In a related article from Q2 of 2023, we discussed the relevance of UAE CT across different stages of a deal. This article will focus on practical tax considerations observed throughout the life cycle of a deal, from the Non-Binding Offer stage to closing, and key factors to remember during due diligence and structuring for transactions involving UAE businesses.
A. Tax Due Diligence
Previously, tax due diligence for a UAE company mainly focused on VAT compliance, permanent establishment risks in other countries, and economic substance filings. Lately, acquirers are showing more interest in the corporate tax readiness of UAE targets. This includes assessing whether UAE CT impact assessments have been conducted and the status of implementation efforts. While this due diligence isn’t a full UAE CT impact assessment, having such a report can reassure the acquirer about the target’s preparedness for UAE CT.
Here are some key areas to consider during the deal process:
– Formation of a UAE CT group by the target companies and its impact on the acquirer. The UAE CT law has intricate rules for companies joining an existing UAE CT group, which can be structured if the acquiring company is a newly established UAE entity.
– Utilization of free zone benefits with a 0% tax rate by the target companies. Assess if the target has met all conditions per Article 18 of the UAE CT law, as this directly affects the acquirer’s tax costs and cash flows.
– Impact of transfer pricing. While transfer pricing is standard globally, it wasn’t a concern in the UAE before the UAE CT law. Many UAE groups may have conducted related party transactions that need to be reviewed for compliance with OECD TP Rules and the UAE CT law.
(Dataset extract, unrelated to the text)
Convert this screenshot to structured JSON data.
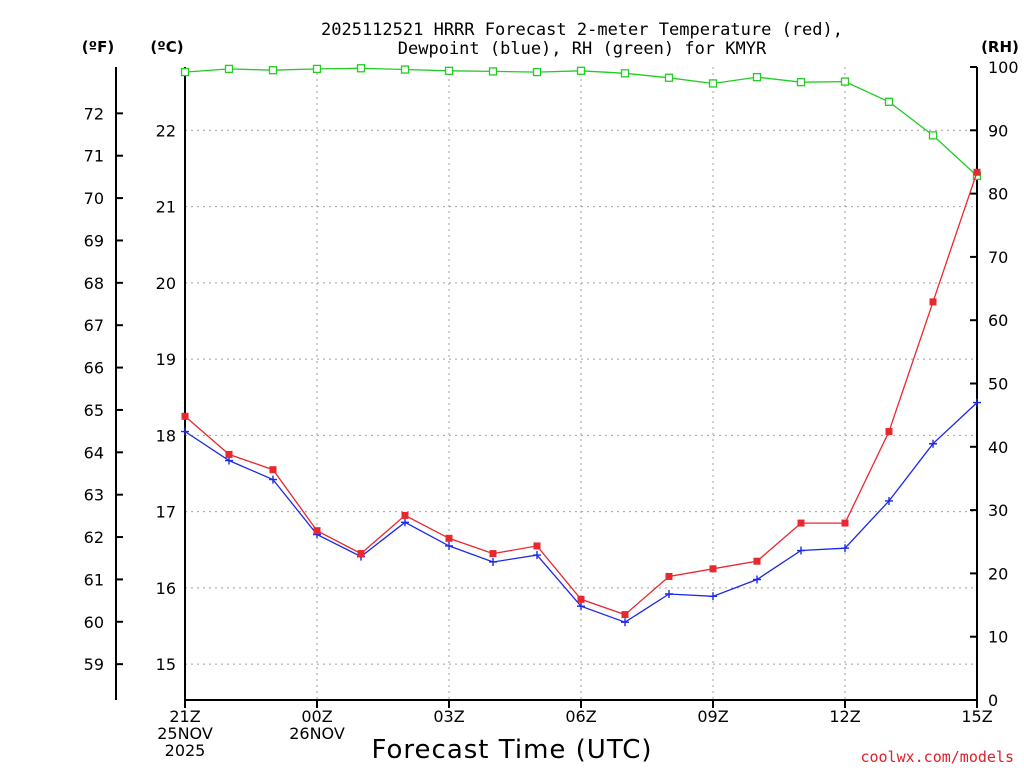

Adjusting pricing arrangements can significantly impact the financials of the target.
– Risk of overseas entities within the target structure being deemed UAE tax residents due to effective control and management exercised in the UAE.
By addressing these key tax considerations throughout the deal process, businesses can navigate the changing M&A tax landscape in the Middle East more effectively and efficiently.